Susanne Ditlevsen: "The decline of this flow system could alter the climate of Western Europe to resemble that of Alaska"
The AMOC is a subsystem capable of changing to an irreversible state, making it one of the most important inflection elements in the Earth's climate. Its possible collapse is of great concern, as it would have serious repercussions on the North Atlantic ecosystem and, by extension, on the entire planet.
The decline of this flow system "could alter the climate of Western Europe to resemble that of Alaska," Susanne Ditlevsen, from the Danish university and co-author of the study, tells SINC. "The heat transported northward by the AMOC will stay in the tropics, warming them even more.

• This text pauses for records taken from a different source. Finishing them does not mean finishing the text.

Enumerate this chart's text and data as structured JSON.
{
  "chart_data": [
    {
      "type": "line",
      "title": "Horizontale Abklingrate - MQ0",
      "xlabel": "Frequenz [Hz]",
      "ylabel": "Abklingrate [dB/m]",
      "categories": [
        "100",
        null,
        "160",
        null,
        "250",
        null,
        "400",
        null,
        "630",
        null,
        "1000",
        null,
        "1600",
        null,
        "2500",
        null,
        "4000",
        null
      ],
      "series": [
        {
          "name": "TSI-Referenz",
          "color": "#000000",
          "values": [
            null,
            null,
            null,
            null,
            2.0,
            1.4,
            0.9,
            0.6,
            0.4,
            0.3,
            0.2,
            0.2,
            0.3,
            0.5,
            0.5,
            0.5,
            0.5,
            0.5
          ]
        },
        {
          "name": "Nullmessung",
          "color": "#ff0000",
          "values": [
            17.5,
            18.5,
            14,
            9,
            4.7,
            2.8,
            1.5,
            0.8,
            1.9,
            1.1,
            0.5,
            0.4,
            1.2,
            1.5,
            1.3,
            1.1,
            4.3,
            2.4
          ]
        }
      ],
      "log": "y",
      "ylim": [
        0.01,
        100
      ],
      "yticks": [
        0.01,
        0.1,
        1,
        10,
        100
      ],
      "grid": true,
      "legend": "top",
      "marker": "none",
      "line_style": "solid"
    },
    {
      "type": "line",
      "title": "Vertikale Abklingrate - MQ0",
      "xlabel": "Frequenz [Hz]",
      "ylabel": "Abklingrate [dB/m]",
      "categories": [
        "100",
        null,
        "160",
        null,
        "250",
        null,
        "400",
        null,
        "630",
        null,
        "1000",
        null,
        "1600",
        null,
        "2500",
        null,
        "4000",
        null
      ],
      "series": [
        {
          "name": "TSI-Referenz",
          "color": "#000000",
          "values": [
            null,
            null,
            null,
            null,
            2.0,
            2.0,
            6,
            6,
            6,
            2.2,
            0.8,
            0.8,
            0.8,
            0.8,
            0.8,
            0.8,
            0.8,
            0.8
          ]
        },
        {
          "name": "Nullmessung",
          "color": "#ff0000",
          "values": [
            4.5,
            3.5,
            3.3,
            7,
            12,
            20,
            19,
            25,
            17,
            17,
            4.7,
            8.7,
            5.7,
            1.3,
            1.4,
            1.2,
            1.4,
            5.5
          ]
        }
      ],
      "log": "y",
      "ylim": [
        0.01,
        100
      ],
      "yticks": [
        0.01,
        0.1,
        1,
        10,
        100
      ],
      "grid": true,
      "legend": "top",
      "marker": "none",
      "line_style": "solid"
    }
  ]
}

The greater temperature difference between the subtropics and mid-latitudes will increase the strength of the current and could intensify storms."
The results of the study showed early warning signs of a critical transition of the AMOC and suggest that it could be shut down as early as 2025 and no later than 2095.
This type of abrupt climate change was last experienced during the Dansgaard-Oeschger Events in the last glacial period, caused by the collapse and restoration of the AMOC. This caused fluctuations in the average temperature of the northern hemisphere of 10-15ºC in a decade, much greater than the current changes of 1.5 degrees in a century.
"The problem is that we haven't seen a collapse of the AMOC in the last 12,000 years," Ditlevsen said. "The declines and restarts observed in the paleoclimate record of the last glacial period were extremely abrupt," he adds.
The strength of this flow system has only been continuously monitored since 2004 and these observations have shown that it is weakening. However, longer records are needed to assess magnitude.